Generative artificial intelligence (AI) is increasingly used in advertising. However, previous research has paid little attention to how AI-related resources shape employees' creative self-efficacy (CSE) or their innovation performance in professional creative settings. This study addresses this gap by examining how AI-related personal resources (learning orientation and digital skills) and contextual resources (organizational and technological support) influence CSE and innovation performance in the advertising industry.
A research model was developed to examine how AI-related personal resources and contextual resources shape employees' CSE and innovation performance. Survey data were collected from 422 employees in Taiwanese advertising firms whose work involved generative AI, and the hypotheses were tested using partial least squares structural equation modeling.

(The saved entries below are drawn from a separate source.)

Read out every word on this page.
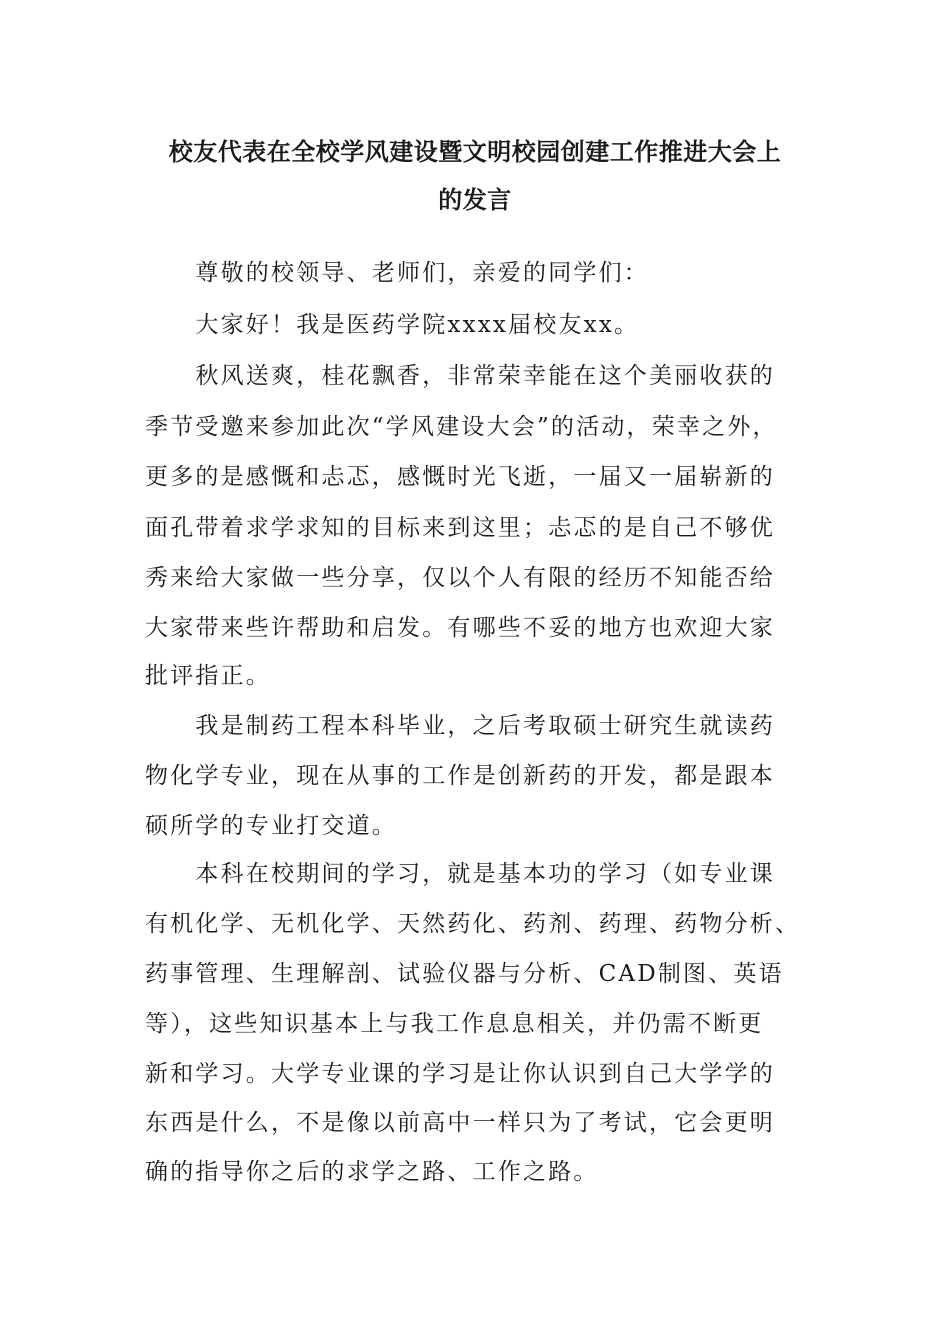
校友代表在全校学风建设暨文明校园创建工作推进大会上
的发言
　　尊敬的校领导、老师们，亲爱的同学们：
　　大家好！我是医药学院xxxx届校友xx。
　　秋风送爽，桂花飘香，非常荣幸能在这个美丽收获的
季节受邀来参加此次“学风建设大会”的活动，荣幸之外，
更多的是感慨和忐忑，感慨时光飞逝，一届又一届崭新的
面孔带着求学求知的目标来到这里；忐忑的是自己不够优
秀来给大家做一些分享，仅以个人有限的经历不知能否给
大家带来些许帮助和启发。有哪些不妥的地方也欢迎大家
批评指正。
　　我是制药工程本科毕业，之后考取硕士研究生就读药
物化学专业，现在从事的工作是创新药的开发，都是跟本
硕所学的专业打交道。
　　本科在校期间的学习，就是基本功的学习（如专业课
有机化学、无机化学、天然药化、药剂、药理、药物分析、
药事管理、生理解剖、试验仪器与分析、CAD制图、英语
等），这些知识基本上与我工作息息相关，并仍需不断更
新和学习。大学专业课的学习是让你认识到自己大学学的
东西是什么，不是像以前高中一样只为了考试，它会更明
确的指导你之后的求学之路、工作之路。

The results show that learning orientation, digital skills, organizational support, and technological support have significant positive effects on CSE. These findings indicate that individual and contextual factors jointly enhance employees' confidence in their creative abilities. Furthermore, CSE is positively associated with innovation performance, suggesting that strengthening these resources can improve innovation outcomes.
This study contributes to the generative AI and advertising literature by shifting attention from AI adoption to employee-level resources that enable effective AI-supported creative work. It also extends CSE research to a generative AI-enabled professional context and demonstrates how personal and contextual resources foster innovation performance in a creativity-intensive industry.